Al principio de mudarme tuve complicaciones técnicas para instalar internet y curiosamente, me di cuenta que la experiencia me estaba gustando. Empezó a ayudarme a diferenciar el lugar de trabajo y el lugar de descanso. Entonces decidí dejarlo así permanentemente.
Tener un lugar off-line te da tranquilidad. Se convierte en un lugar donde no solo piensas más, sino más claramente. Este humus interruptus en el que nos hemos convertido desaparece, al menos en parte, porque no es lo mismo mirar el mundo “on-line” por una mirilla que por una ventana, y más sabiendo que el tiempo que tienes para mirar por la mirilla es caduco (tarificación de datos)
Sé también que esta afirmación: “No tengo internet en casa” puede ser considerada muy hipster, pero me da igual. Es un poco como decir “No veo la tele” pero de eso hablaremos otro día.
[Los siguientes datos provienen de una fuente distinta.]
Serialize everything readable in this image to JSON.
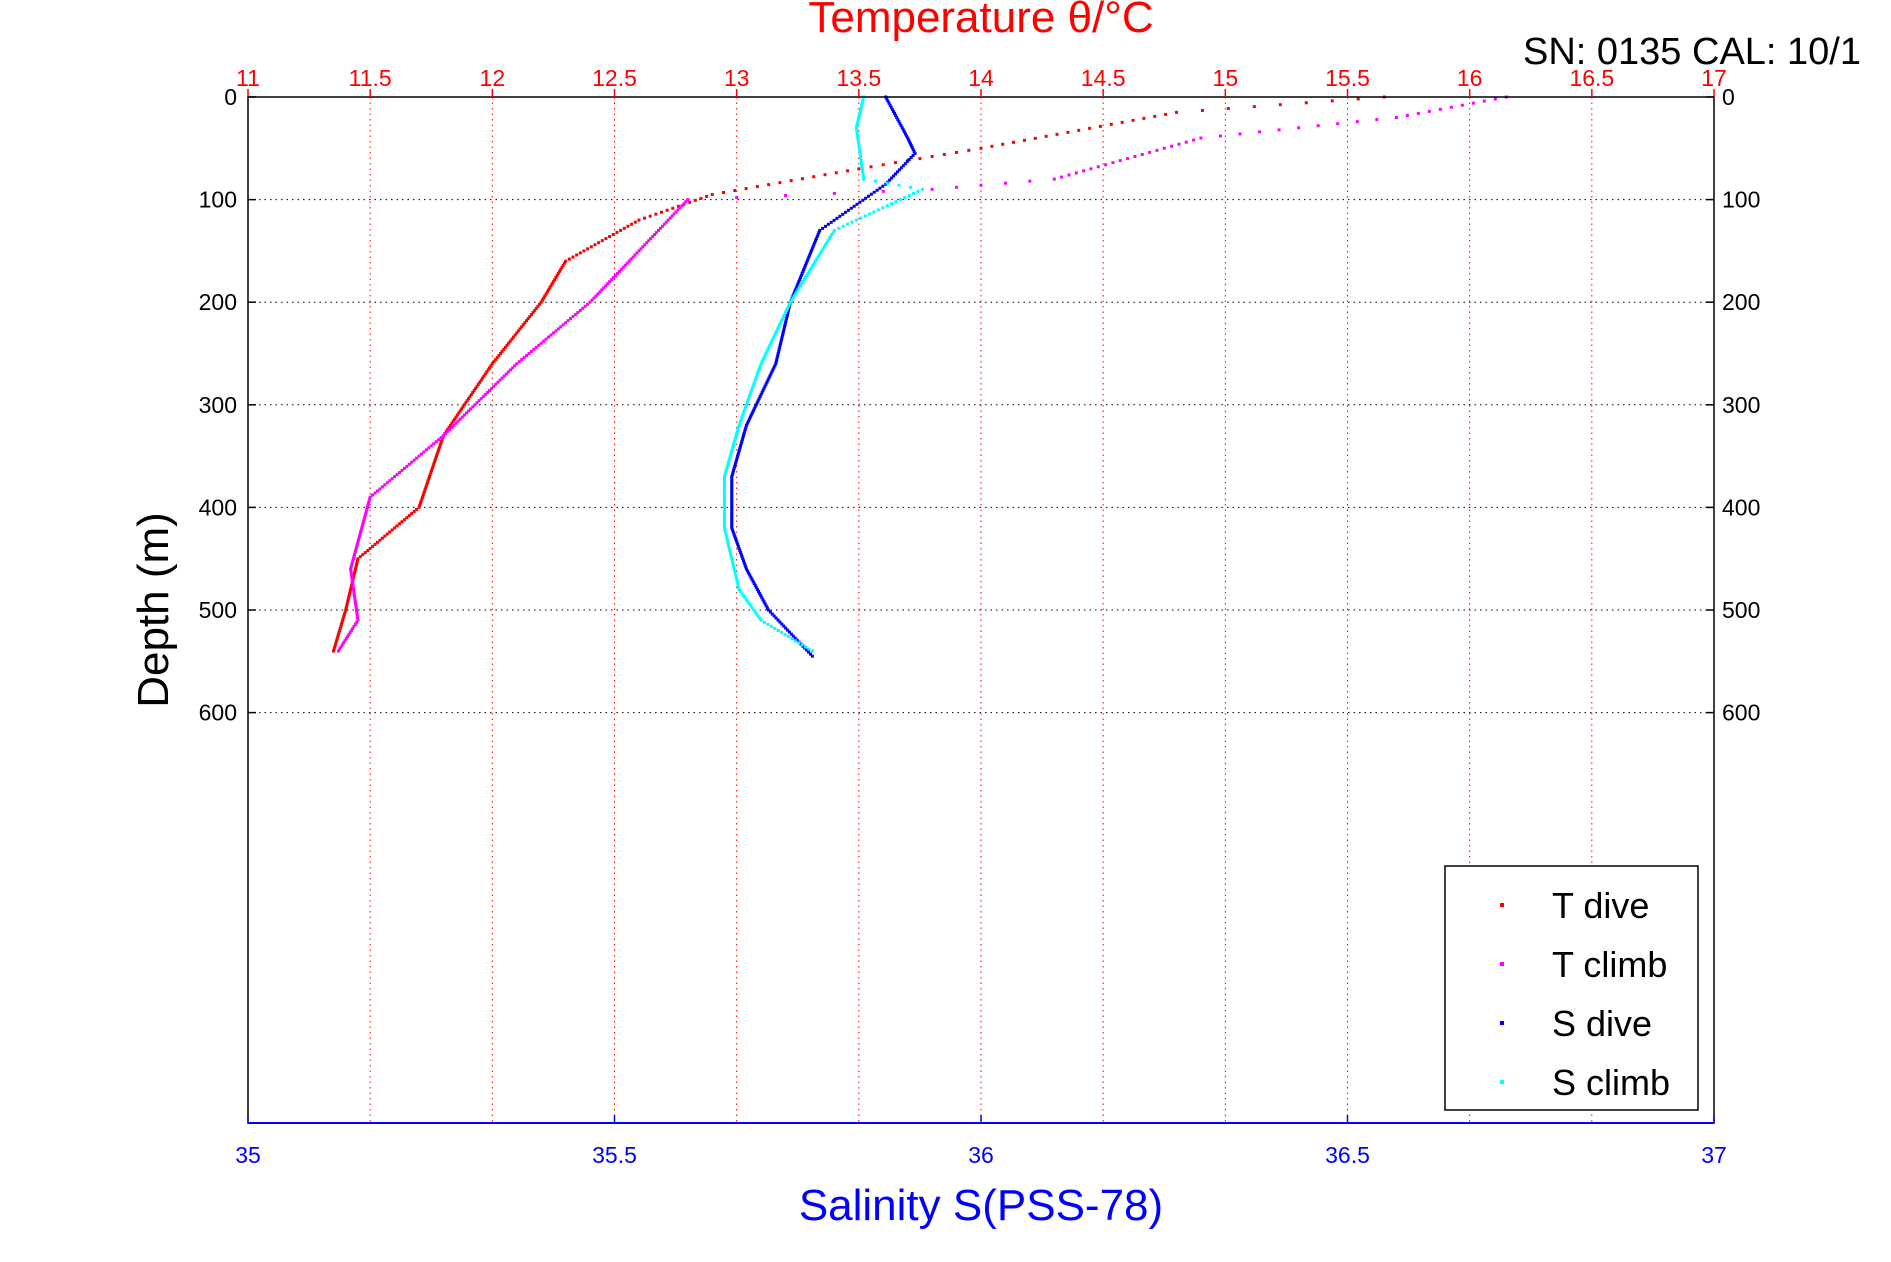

El caso es que de repente mis ojos comienzan a limpiarse de pixeles y empiezo a distinguir esa figura decorativa llamada “libro”. Me encanta, lo abro y no se activa un contador de batería. La tipografía no tiembla por falta de cobertura. Y me pongo en cualquier rincón de la casa con él sin temor a tropezar con un cable. Y finalmente leo, y mi imaginación, no mis ojos, ven.
Porque lo visual visible está sobre valorado. Me gusta más ver lo invisible, que da mucho más margen de juego y por ello más posibilidades de diversión.
Así que por ahora seguiré sin internet en casa. Sin taladrarme con ninguna wifi, al menos la mía. Buscando la fibra sensible, pero la de verdad, para que luego al llegar al trabajo salten chispas al ponerla en común con la fibra óptica, la on-line.